Tulsa foi seguido por Teenage lust (1982), The perfect childhood (1993) e Punk Picasso (2003), séries em que os jovens, a sexualidade e as drogas continuam presentes. Embora esses temas façam parte da vida do artista, ele consegue tomar uma distância narrativa enquanto se identifica com os seus personagens. “A qualidade cinemática e a arquitetura narrativa das suas séries fotográficas lembram filmes de gênero, desde o filme noir até a pornografia”, relaciona Larratt-Smith.

Vinte e quatro horas da vida de adolescentes em Nova York são a matéria-prima de Kids (1995), primeiro longa-metragem do artista. A película, que mostra jovens sempre drogados, durante o auge da crise da aids, teve aceitação e notoriedade e sucesso entre o público massivo.

Pequenos apartamentos alugados, sujos e com camas desfeitas, no subúrbio de Nova York, Berlim ou Paris, foram os cenários decadentes para que a fotógrafa americana Nan Goldin capturasse o cotidiano de seus amigos e se incluísse em alguns de seus instantâneos. Homens e mulheres injetam e cheiram drogas, fazem sexo, exibem seu lado mais cru – na presença de crianças, inclusive – diante da câmera, esta, testemunha de um grupo do qual poucos sobreviveriam. Os amigos de Nan morreriam dias, semanas, meses após virarem matéria para a sua obra em forma de diário de fotos.

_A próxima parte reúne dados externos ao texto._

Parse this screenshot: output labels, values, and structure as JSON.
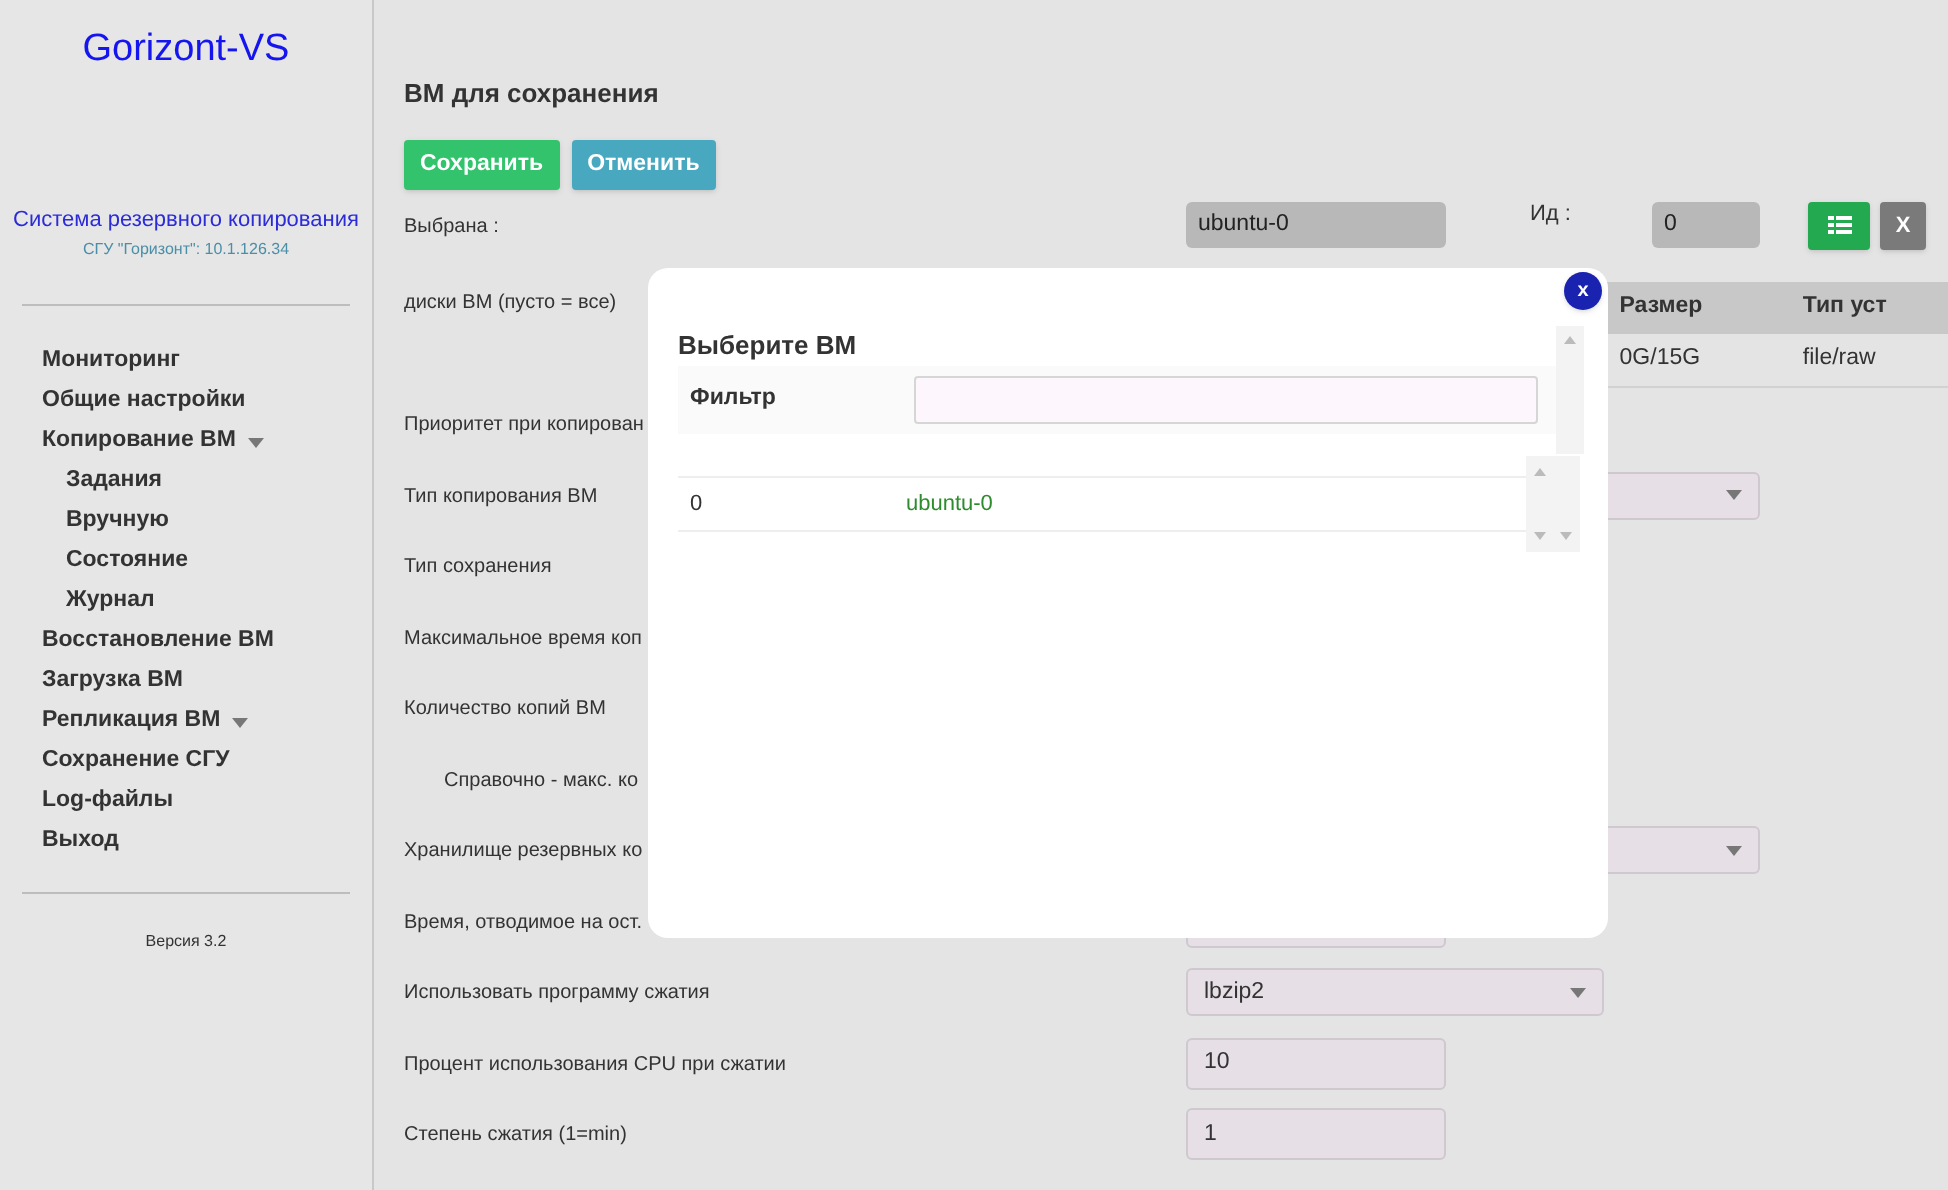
{
  "sidebar": {
    "logo": "Gorizont-VS",
    "subtitle": "Система резервного копирования",
    "host": "СГУ \"Горизонт\": 10.1.126.34",
    "menu": [
      {
        "label": "Мониторинг",
        "has_submenu": false
      },
      {
        "label": "Общие настройки",
        "has_submenu": false
      },
      {
        "label": "Копирование ВМ",
        "has_submenu": true,
        "children": [
          {
            "label": "Задания"
          },
          {
            "label": "Вручную"
          },
          {
            "label": "Состояние"
          },
          {
            "label": "Журнал"
          }
        ]
      },
      {
        "label": "Восстановление ВМ",
        "has_submenu": false
      },
      {
        "label": "Загрузка ВМ",
        "has_submenu": false
      },
      {
        "label": "Репликация ВМ",
        "has_submenu": true
      },
      {
        "label": "Сохранение СГУ",
        "has_submenu": false
      },
      {
        "label": "Log-файлы",
        "has_submenu": false
      },
      {
        "label": "Выход",
        "has_submenu": false
      }
    ],
    "version": "Версия 3.2"
  },
  "main": {
    "title": "ВМ для сохранения",
    "buttons": [
      {
        "label": "Сохранить",
        "kind": "save"
      },
      {
        "label": "Отменить",
        "kind": "cancel"
      }
    ],
    "rows": [
      {
        "kind": "selected",
        "label": "Выбрана :",
        "value": "ubuntu-0",
        "id_label": "Ид :",
        "id_value": "0",
        "clear_button": "X"
      },
      {
        "kind": "disks",
        "label": "диски ВМ (пусто = все)",
        "table": {
          "columns": [
            "Размер",
            "Тип уст"
          ],
          "rows": [
            [
              "0G/15G",
              "file/raw"
            ]
          ]
        }
      },
      {
        "kind": "plain",
        "label": "Приоритет при копирован"
      },
      {
        "kind": "wide-select",
        "label": "Тип копирования ВМ"
      },
      {
        "kind": "plain",
        "label": "Тип сохранения"
      },
      {
        "kind": "plain",
        "label": "Максимальное время коп"
      },
      {
        "kind": "plain",
        "label": "Количество копий ВМ"
      },
      {
        "kind": "note",
        "label": "Справочно - макс. ко"
      },
      {
        "kind": "wide-select",
        "label": "Хранилище резервных ко"
      },
      {
        "kind": "field",
        "label": "Время, отводимое на ост."
      },
      {
        "kind": "select",
        "label": "Использовать программу сжатия",
        "value": "lbzip2"
      },
      {
        "kind": "field",
        "label": "Процент использования CPU при сжатии",
        "value": "10"
      },
      {
        "kind": "field",
        "label": "Степень сжатия (1=min)",
        "value": "1"
      }
    ]
  },
  "dialog": {
    "title": "Выберите ВМ",
    "filter_label": "Фильтр",
    "close": "x",
    "rows": [
      {
        "id": "0",
        "name": "ubuntu-0"
      }
    ]
  }
}
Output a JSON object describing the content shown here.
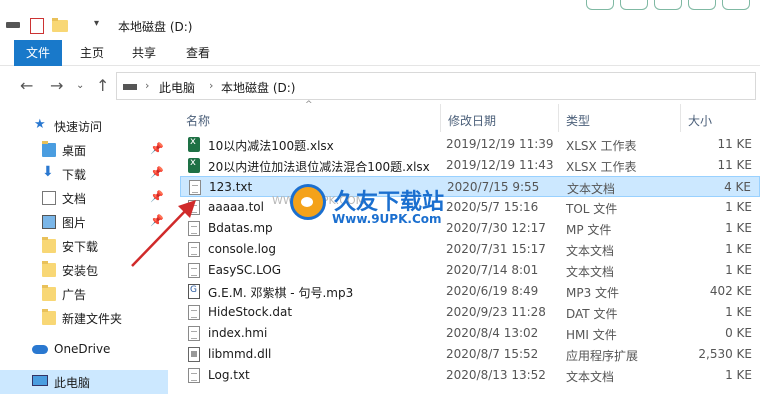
{
  "titlebar": {
    "title": "本地磁盘 (D:)"
  },
  "ribbon": {
    "tabs": [
      "文件",
      "主页",
      "共享",
      "查看"
    ]
  },
  "address": {
    "crumbs": [
      "此电脑",
      "本地磁盘 (D:)"
    ]
  },
  "nav": {
    "quick_access": "快速访问",
    "items": [
      {
        "label": "桌面",
        "icon": "desktop-folder-icon",
        "pinned": true
      },
      {
        "label": "下载",
        "icon": "download-icon",
        "pinned": true
      },
      {
        "label": "文档",
        "icon": "documents-icon",
        "pinned": true
      },
      {
        "label": "图片",
        "icon": "pictures-icon",
        "pinned": true
      },
      {
        "label": "安下载",
        "icon": "folder-icon",
        "pinned": false
      },
      {
        "label": "安装包",
        "icon": "folder-icon",
        "pinned": false
      },
      {
        "label": "广告",
        "icon": "folder-icon",
        "pinned": false
      },
      {
        "label": "新建文件夹",
        "icon": "folder-icon",
        "pinned": false
      }
    ],
    "onedrive": "OneDrive",
    "this_pc": "此电脑"
  },
  "columns": {
    "name": "名称",
    "date": "修改日期",
    "type": "类型",
    "size": "大小"
  },
  "files": [
    {
      "name": "10以内减法100题.xlsx",
      "date": "2019/12/19 11:39",
      "type": "XLSX 工作表",
      "size": "11 KE",
      "icon": "xlsx"
    },
    {
      "name": "20以内进位加法退位减法混合100题.xlsx",
      "date": "2019/12/19 11:43",
      "type": "XLSX 工作表",
      "size": "11 KE",
      "icon": "xlsx"
    },
    {
      "name": "123.txt",
      "date": "2020/7/15 9:55",
      "type": "文本文档",
      "size": "4 KE",
      "icon": "txt",
      "selected": true
    },
    {
      "name": "aaaaa.tol",
      "date": "2020/5/7 15:16",
      "type": "TOL 文件",
      "size": "1 KE",
      "icon": "txt"
    },
    {
      "name": "Bdatas.mp",
      "date": "2020/7/30 12:17",
      "type": "MP 文件",
      "size": "1 KE",
      "icon": "txt"
    },
    {
      "name": "console.log",
      "date": "2020/7/31 15:17",
      "type": "文本文档",
      "size": "1 KE",
      "icon": "txt"
    },
    {
      "name": "EasySC.LOG",
      "date": "2020/7/14 8:01",
      "type": "文本文档",
      "size": "1 KE",
      "icon": "txt"
    },
    {
      "name": "G.E.M. 邓紫棋 - 句号.mp3",
      "date": "2020/6/19 8:49",
      "type": "MP3 文件",
      "size": "402 KE",
      "icon": "mp3"
    },
    {
      "name": "HideStock.dat",
      "date": "2020/9/23 11:28",
      "type": "DAT 文件",
      "size": "1 KE",
      "icon": "txt"
    },
    {
      "name": "index.hmi",
      "date": "2020/8/4 13:02",
      "type": "HMI 文件",
      "size": "0 KE",
      "icon": "txt"
    },
    {
      "name": "libmmd.dll",
      "date": "2020/8/7 15:52",
      "type": "应用程序扩展",
      "size": "2,530 KE",
      "icon": "dll"
    },
    {
      "name": "Log.txt",
      "date": "2020/8/13 13:52",
      "type": "文本文档",
      "size": "1 KE",
      "icon": "txt"
    }
  ],
  "watermark": {
    "brand": "久友下载站",
    "url": "Www.9UPK.Com",
    "faint": "WWW.9UPK.COM"
  },
  "colors": {
    "accent": "#1979ca",
    "selection": "#cce8ff",
    "arrow": "#d02a2a"
  }
}
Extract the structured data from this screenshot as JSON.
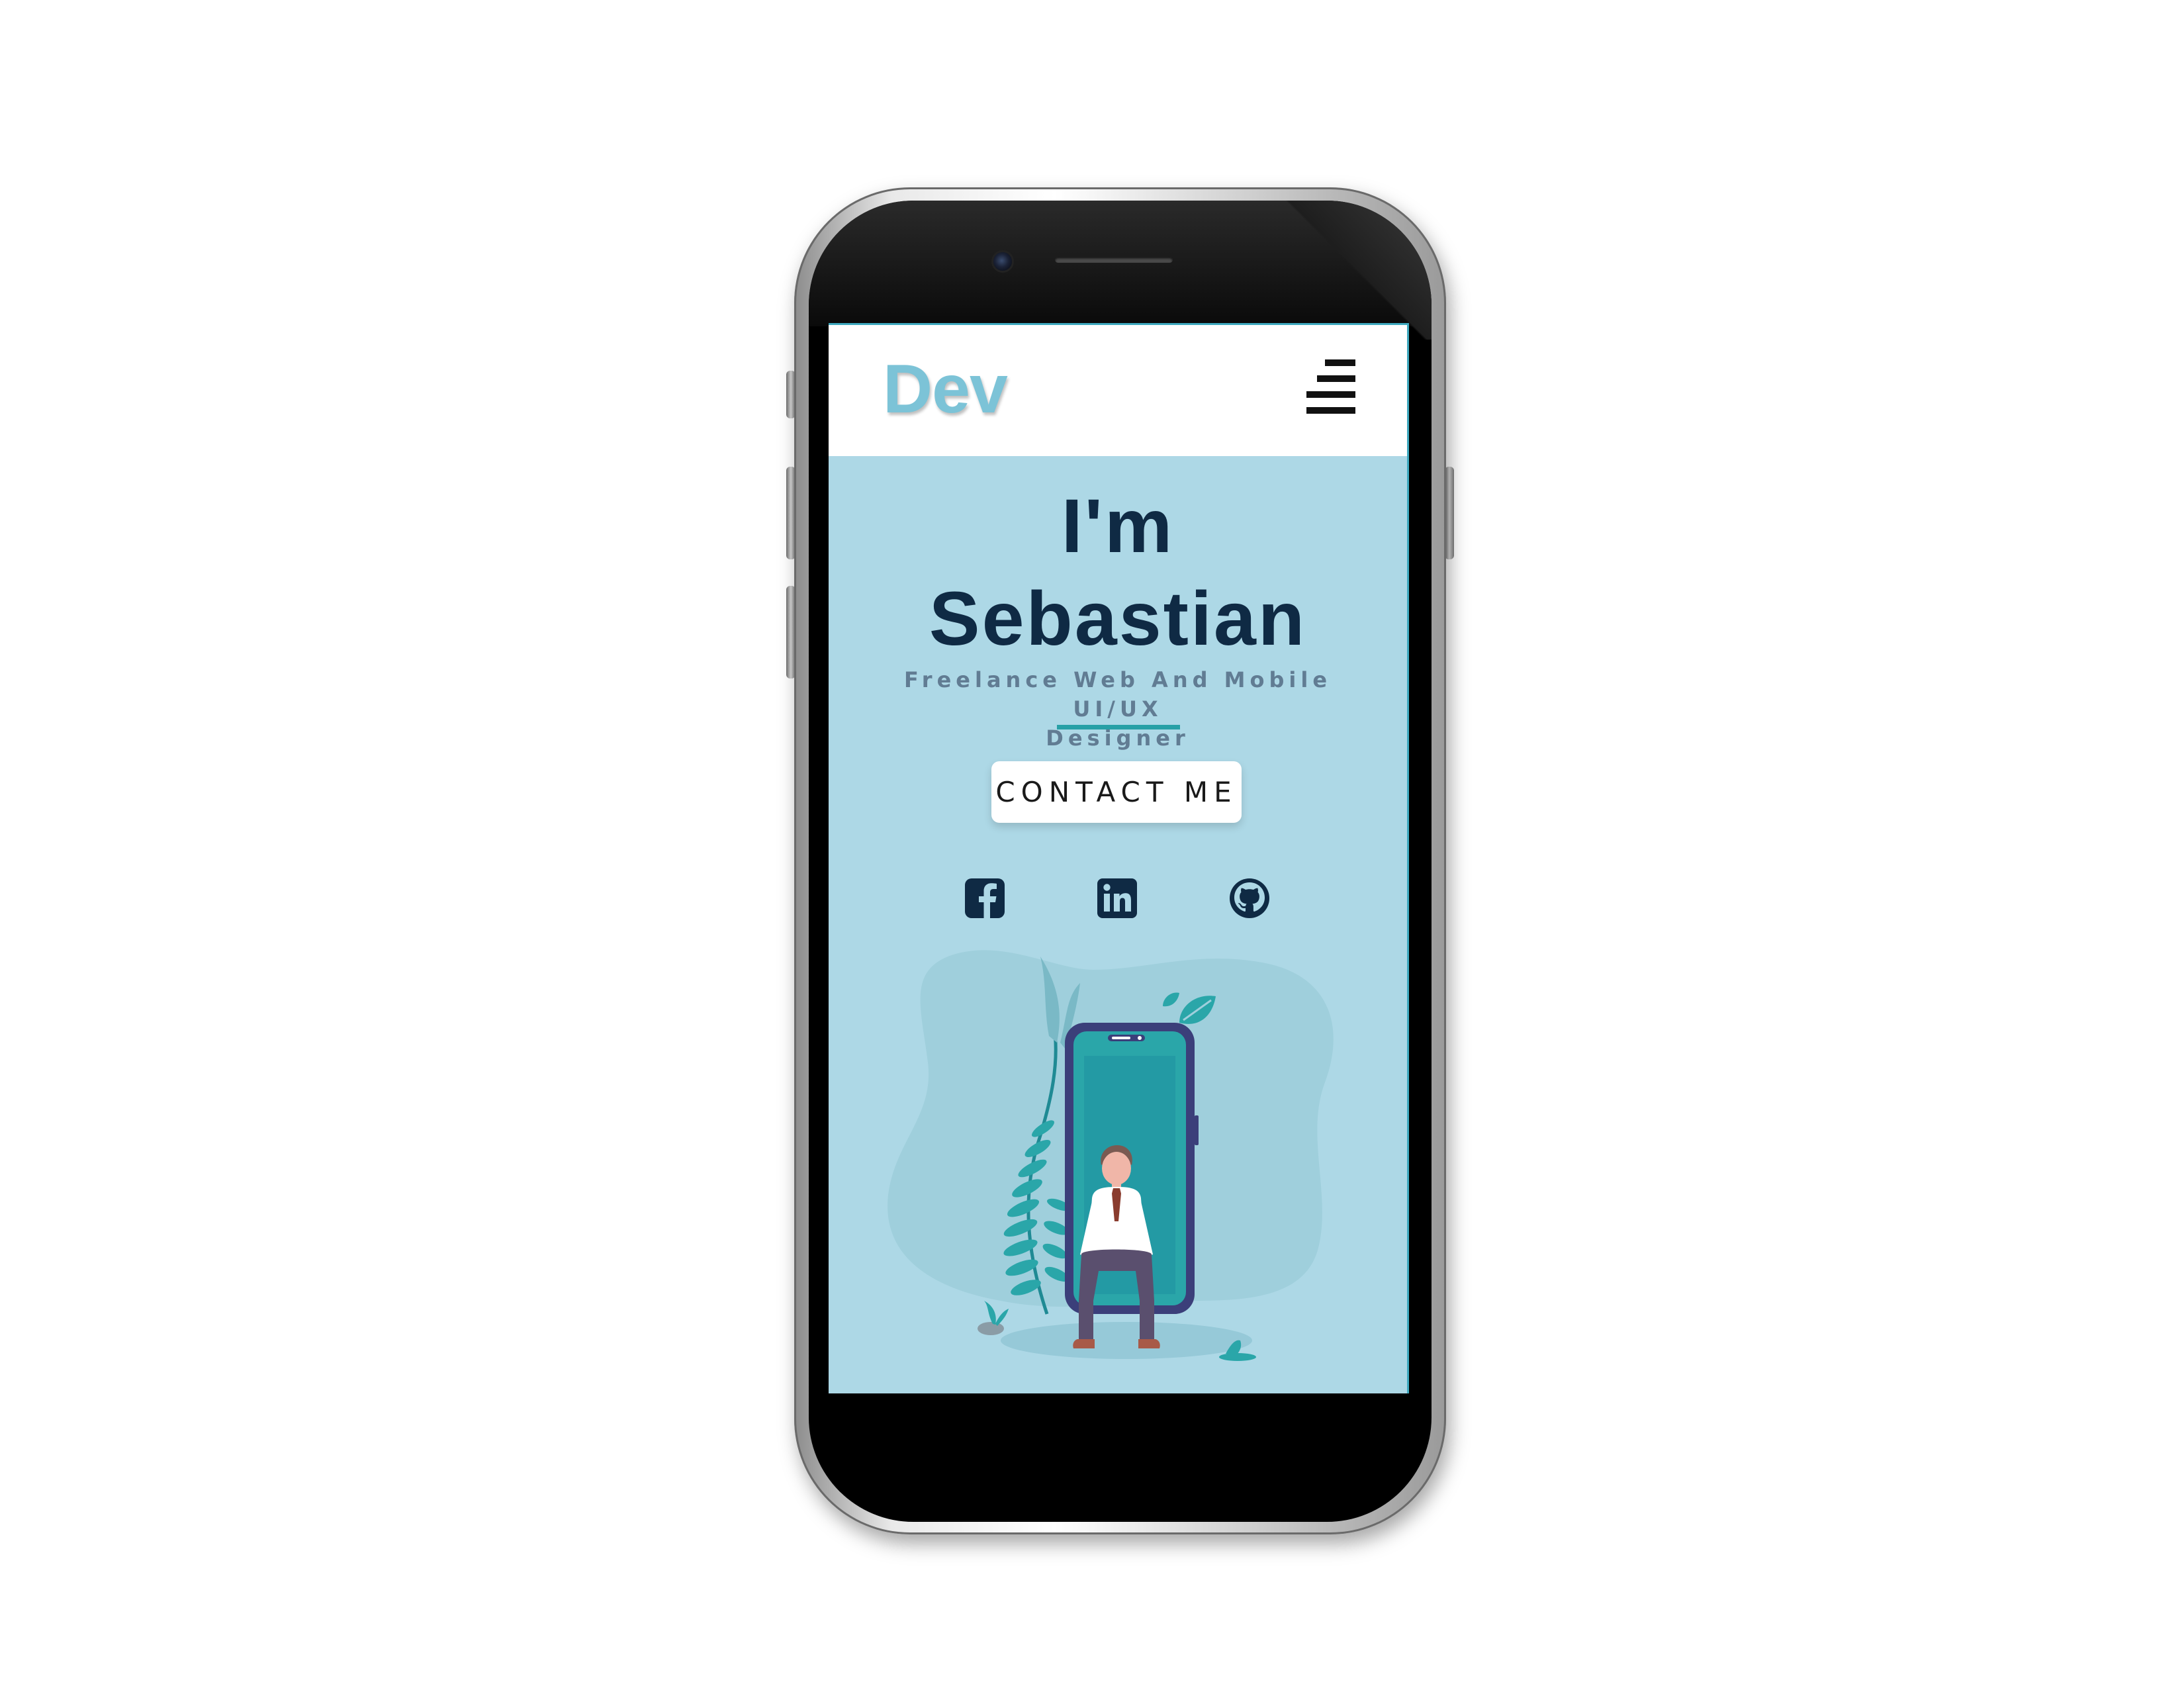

Mas, para ela, esses registros são a melhor forma de expressar amor, para lembrar pessoas e momentos. O que fica claro, embora de uma forma chocante para as pessoas que assistem à sua obra-prima, The ballad of sexual dependency (A balada da dependência sexual, um audiovisual montado com imagens captadas entre 1981 e 2008). “Esse realismo e falta de pretensões tornam seu diário fotográfico uma fascinante e sincera crônica da sua vida”, é a interpretação oferecida no livro The 20th century art book (Phaidon).

MORDACIDADE
“Our prices are insane” (Nossos preços são uma loucura), alfinetava Barbara Kruger, em 1987, em uma de suas obras características, que se assemelham a cartazes ou outdoors, impactantes pelo contraste entre frases vermelhas sobre foto preto e branca e pelas suas enormes dimensões. Em mais uma crítica ao mercado, ela parafraseia o filósofo René Descartes: “I shop therefore I am” (Compro, logo existo), em trabalho do mesmo ano.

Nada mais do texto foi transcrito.